II. Weimarer Zeit und NS-Zeit
1. In der Weimarer Nationalversammlung gehörten das Verhältnis von Staat, Religion und Weltanschauung sowie die Schulverfassung zu den umstrittensten Fragen. Dennoch einigten sich die sozialistischen Parteien, die einen laizistischen Kurs mit Abdrängung der Religion ins Private bevorzugten, und das katholische Zentrum auf die Weimarer Kirchenartikel und einen Schulkompromiss. Beim Kampf um die weltanschauliche Ausrichtung der Volksschulen setzte sich daher reichsrechtlich die Gemeinschaftsschule als Regelschule durch. Da aber in der Folgezeit alle Anläufe zu einem Reichs-Volksschulgesetz vor allem wegen des Widerstands der Befürworter der Konfessionsschulen scheiterten, blieb es wegen Art. 174 S. 1 WRV in allen Ländern bei der Rechtslage von 1919. Praktisch bedeutete diese Sperrklausel eine Bestandsgarantie für alle Konfessionsschulen, d.h. im überwiegenden Teil Deutschlands stand die Realität im Gegensatz zum Programm der WRV. Selbst bekenntnisfreie Schulen ohne Religionsunterricht (RU) konnten nicht errichtet werden. Freilich mussten auch konfessionslose Lehrer beschäftigt werden, hatten aber wegen der Erteilung des RU durch staatliche Lehrer erhebliche Nachteile. Hierzu Christoph Gusy: "Die in der Staatsrechtswissenschaft fast ausnahmslos vertretene Auffassung vom Verbot der Benachteiligung konfessionsloser Lehrer ließ sich in der Praxis kaum durchsetzen."

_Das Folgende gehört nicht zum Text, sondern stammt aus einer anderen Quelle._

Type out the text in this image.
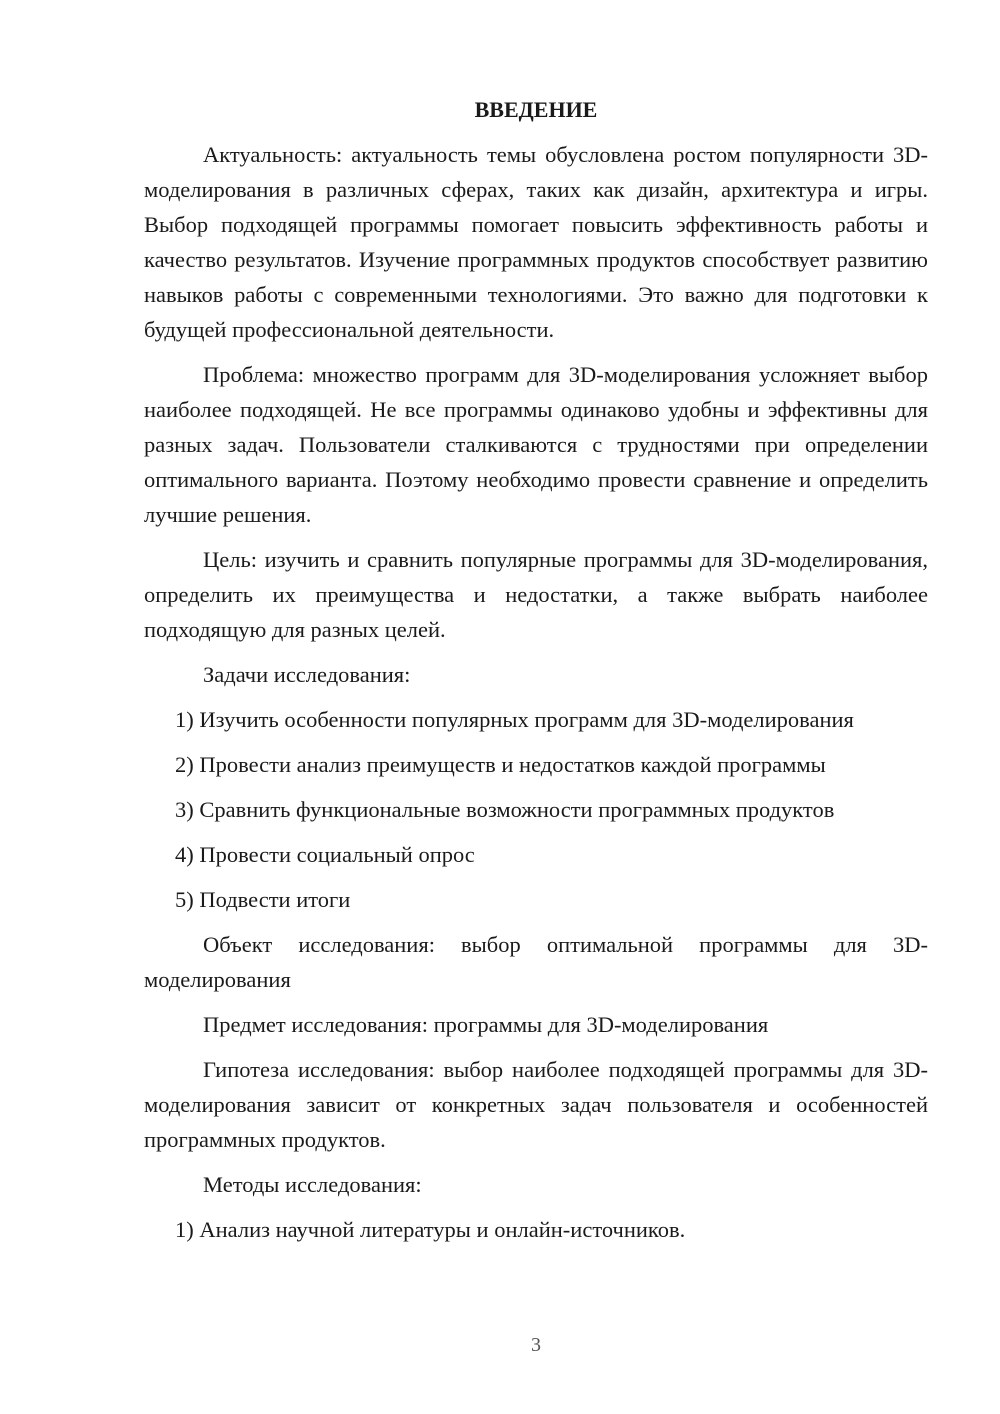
ВВЕДЕНИЕ

Актуальность: актуальность темы обусловлена ростом популярности 3D-моделирования в различных сферах, таких как дизайн, архитектура и игры. Выбор подходящей программы помогает повысить эффективность работы и качество результатов. Изучение программных продуктов способствует развитию навыков работы с современными технологиями. Это важно для подготовки к будущей профессиональной деятельности.

Проблема: множество программ для 3D-моделирования усложняет выбор наиболее подходящей. Не все программы одинаково удобны и эффективны для разных задач. Пользователи сталкиваются с трудностями при определении оптимального варианта. Поэтому необходимо провести сравнение и определить лучшие решения.

Цель: изучить и сравнить популярные программы для 3D-моделирования, определить их преимущества и недостатки, а также выбрать наиболее подходящую для разных целей.

Задачи исследования:

1) Изучить особенности популярных программ для 3D-моделирования
2) Провести анализ преимуществ и недостатков каждой программы
3) Сравнить функциональные возможности программных продуктов
4) Провести социальный опрос
5) Подвести итоги

Объект исследования: выбор оптимальной программы для 3D-моделирования

Предмет исследования: программы для 3D-моделирования

Гипотеза исследования: выбор наиболее подходящей программы для 3D-моделирования зависит от конкретных задач пользователя и особенностей программных продуктов.

Методы исследования:

1) Анализ научной литературы и онлайн-источников.
3
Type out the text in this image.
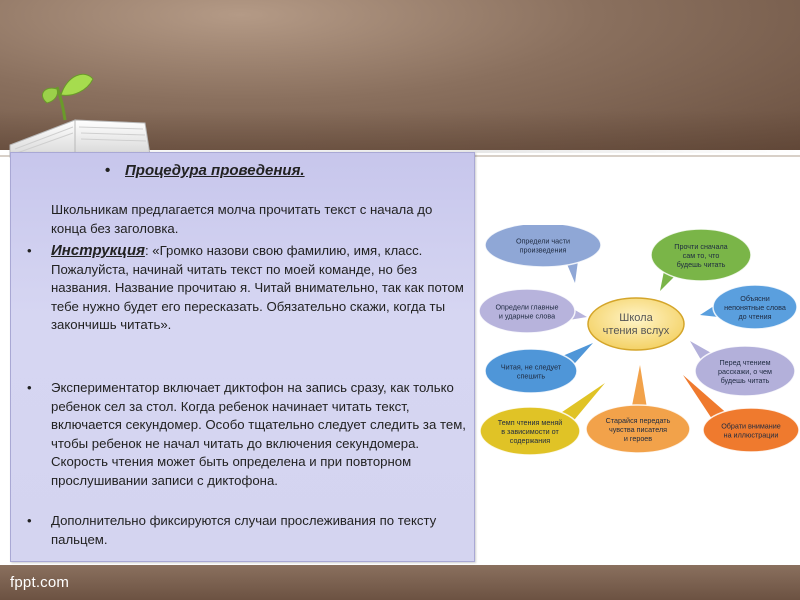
• Процедура проведения.
Школьникам предлагается молча прочитать текст с начала до конца без заголовка.
• Инструкция: «Громко назови свою фамилию, имя, класс. Пожалуйста, начинай читать текст по моей команде, но без названия. Название прочитаю я. Читай внимательно, так как потом тебе нужно будет его пересказать. Обязательно скажи, когда ты закончишь читать».
• Экспериментатор включает диктофон на запись сразу, как только ребенок сел за стол. Когда ребенок начинает читать текст, включается секундомер. Особо тщательно следует следить за тем, чтобы ребенок не начал читать до включения секундомера. Скорость чтения может быть определена и при повторном прослушивании записи с диктофона.
• Дополнительно фиксируются случаи прослеживания по тексту пальцем.
Определи части
произведения	Прочти сначала
сам то, что
будешь читать
Определи главные
и ударные слова
Объясни
непонятные слова
до чтения
Читая, не следует
спешить
Перед чтением
расскажи, о чем
будешь читать
Темп чтения меняй
в зависимости от
содержания
Старайся передать
чувства писателя
и героев
Обрати внимание
на иллюстрации
Школа
чтения вслух
fppt.com
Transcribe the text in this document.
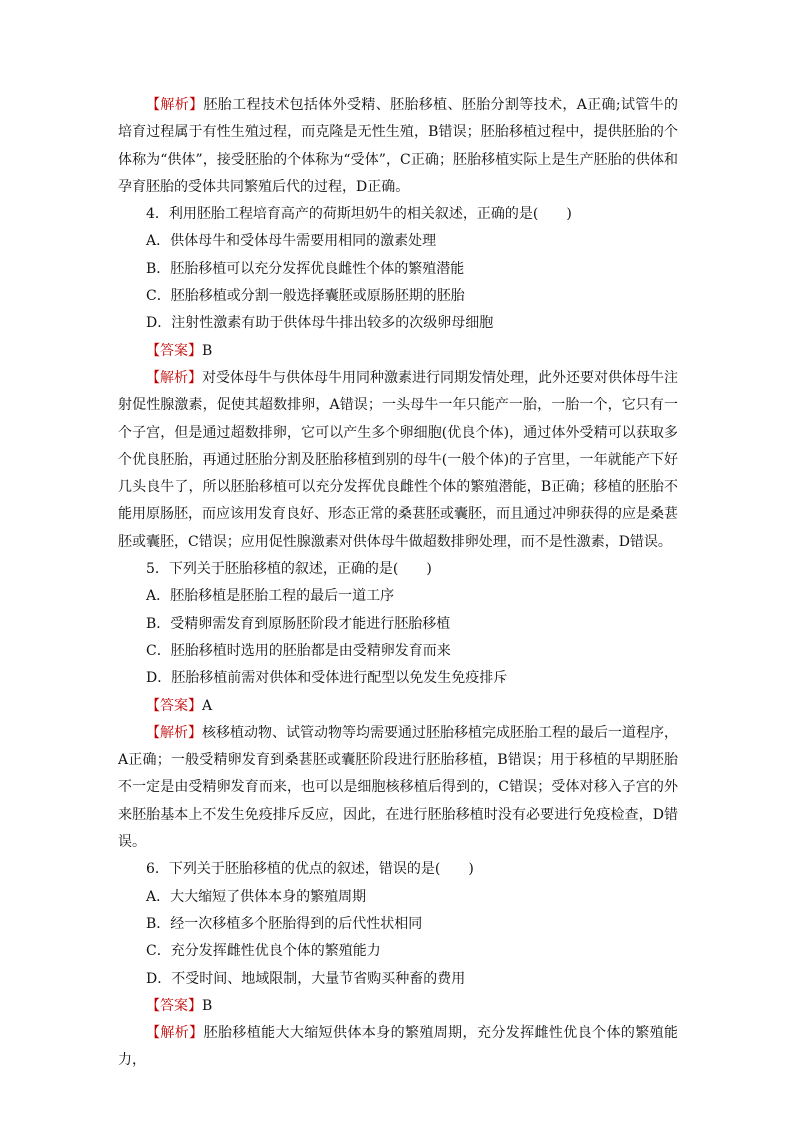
【解析】胚胎工程技术包括体外受精、胚胎移植、胚胎分割等技术，A正确;试管牛的培育过程属于有性生殖过程，而克隆是无性生殖，B错误；胚胎移植过程中，提供胚胎的个体称为“供体”，接受胚胎的个体称为“受体”，C正确；胚胎移植实际上是生产胚胎的供体和孕育胚胎的受体共同繁殖后代的过程，D正确。

4．利用胚胎工程培育高产的荷斯坦奶牛的相关叙述，正确的是(　　)

A．供体母牛和受体母牛需要用相同的激素处理

B．胚胎移植可以充分发挥优良雌性个体的繁殖潜能

C．胚胎移植或分割一般选择囊胚或原肠胚期的胚胎

D．注射性激素有助于供体母牛排出较多的次级卵母细胞

【答案】B

【解析】对受体母牛与供体母牛用同种激素进行同期发情处理，此外还要对供体母牛注射促性腺激素，促使其超数排卵，A错误；一头母牛一年只能产一胎，一胎一个，它只有一个子宫，但是通过超数排卵，它可以产生多个卵细胞(优良个体)，通过体外受精可以获取多个优良胚胎，再通过胚胎分割及胚胎移植到别的母牛(一般个体)的子宫里，一年就能产下好几头良牛了，所以胚胎移植可以充分发挥优良雌性个体的繁殖潜能，B正确；移植的胚胎不能用原肠胚，而应该用发育良好、形态正常的桑葚胚或囊胚，而且通过冲卵获得的应是桑葚胚或囊胚，C错误；应用促性腺激素对供体母牛做超数排卵处理，而不是性激素，D错误。

5．下列关于胚胎移植的叙述，正确的是(　　)

A．胚胎移植是胚胎工程的最后一道工序

B．受精卵需发育到原肠胚阶段才能进行胚胎移植

C．胚胎移植时选用的胚胎都是由受精卵发育而来

D．胚胎移植前需对供体和受体进行配型以免发生免疫排斥

【答案】A

【解析】核移植动物、试管动物等均需要通过胚胎移植完成胚胎工程的最后一道程序，A正确；一般受精卵发育到桑葚胚或囊胚阶段进行胚胎移植，B错误；用于移植的早期胚胎不一定是由受精卵发育而来，也可以是细胞核移植后得到的，C错误；受体对移入子宫的外来胚胎基本上不发生免疫排斥反应，因此，在进行胚胎移植时没有必要进行免疫检查，D错误。

6．下列关于胚胎移植的优点的叙述，错误的是(　　)

A．大大缩短了供体本身的繁殖周期

B．经一次移植多个胚胎得到的后代性状相同

C．充分发挥雌性优良个体的繁殖能力

D．不受时间、地域限制，大量节省购买种畜的费用

【答案】B

【解析】胚胎移植能大大缩短供体本身的繁殖周期，充分发挥雌性优良个体的繁殖能力，
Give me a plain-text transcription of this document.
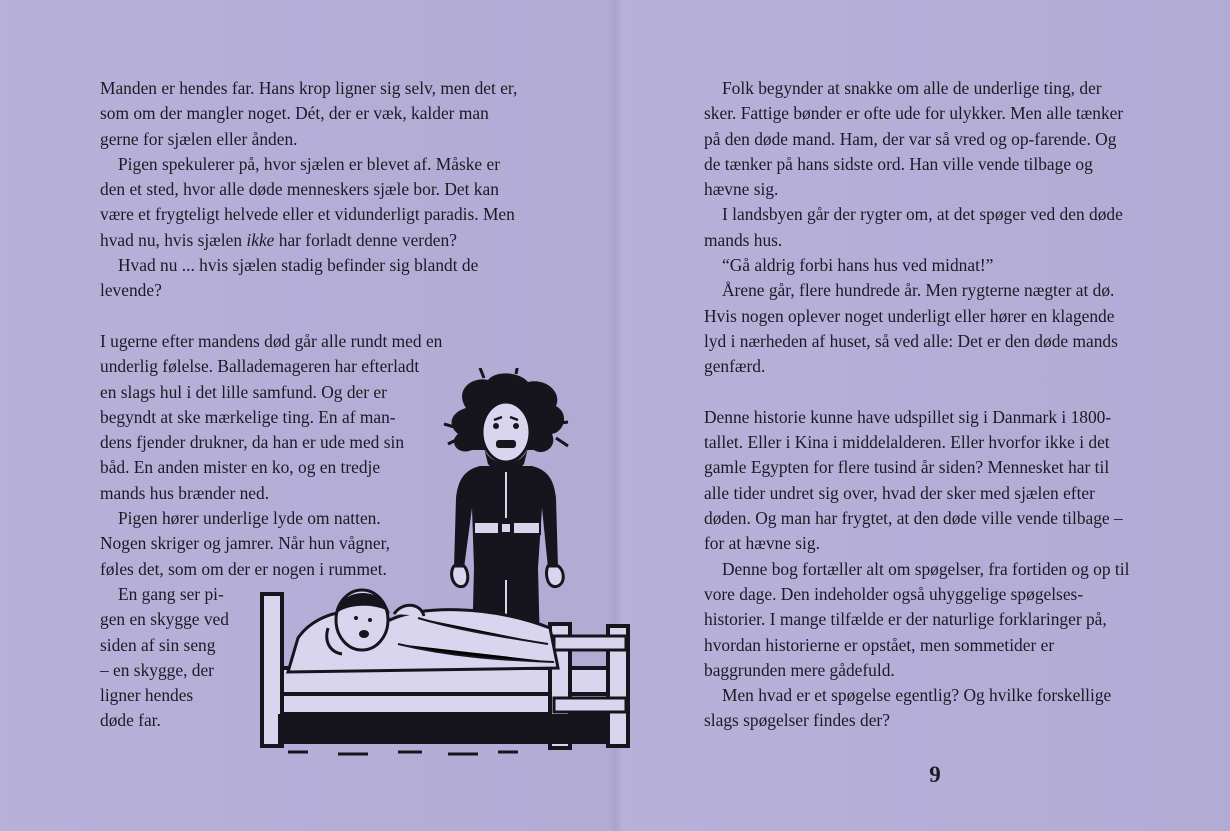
Manden er hendes far. Hans krop ligner sig selv, men det er, som om der mangler noget. Dét, der er væk, kalder man gerne for sjælen eller ånden.

Pigen spekulerer på, hvor sjælen er blevet af. Måske er den et sted, hvor alle døde menneskers sjæle bor. Det kan være et frygteligt helvede eller et vidunderligt paradis. Men hvad nu, hvis sjælen ikke har forladt denne verden?

Hvad nu ... hvis sjælen stadig befinder sig blandt de levende?

I ugerne efter mandens død går alle rundt med en
underlig følelse. Ballademageren har efterladt
en slags hul i det lille samfund. Og der er
begyndt at ske mærkelige ting. En af man-
dens fjender drukner, da han er ude med sin
båd. En anden mister en ko, og en tredje
mands hus brænder ned.
Pigen hører underlige lyde om natten.
Nogen skriger og jamrer. Når hun vågner,
føles det, som om der er nogen i rummet.
En gang ser pi-
gen en skygge ved
siden af sin seng
– en skygge, der
ligner hendes
døde far.

Folk begynder at snakke om alle de underlige ting, der sker. Fattige bønder er ofte ude for ulykker. Men alle tænker på den døde mand. Ham, der var så vred og op-farende. Og de tænker på hans sidste ord. Han ville vende tilbage og hævne sig.

I landsbyen går der rygter om, at det spøger ved den døde mands hus.

“Gå aldrig forbi hans hus ved midnat!”

Årene går, flere hundrede år. Men rygterne nægter at dø. Hvis nogen oplever noget underligt eller hører en klagende lyd i nærheden af huset, så ved alle: Det er den døde mands genfærd.

Denne historie kunne have udspillet sig i Danmark i 1800-tallet. Eller i Kina i middelalderen. Eller hvorfor ikke i det gamle Egypten for flere tusind år siden? Mennesket har til alle tider undret sig over, hvad der sker med sjælen efter døden. Og man har frygtet, at den døde ville vende tilbage – for at hævne sig.

Denne bog fortæller alt om spøgelser, fra fortiden og op til vore dage. Den indeholder også uhyggelige spøgelses-historier. I mange tilfælde er der naturlige forklaringer på, hvordan historierne er opstået, men sommetider er baggrunden mere gådefuld.

Men hvad er et spøgelse egentlig? Og hvilke forskellige slags spøgelser findes der?

9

2. In der NS-Zeit blieb der Katholizismus, der dem Regime immerhin durch das Reichskonkordat zu erstem internationalem Ansehen verholfen hatte, trotz aller Gegnerschaft zwischen beiden ideologischen Mächten doch so stark, dass zwei Versuche, das Kreuz aus den Schulen aus Gründen der Religionsfeindschaft zu entfernen (1936, Münsterland; 1941, Bayern), scheiterten. Zu dem komplexen Verhältnis zwischen Regime und Kirchen sei hier nicht Stellung genommen.[1]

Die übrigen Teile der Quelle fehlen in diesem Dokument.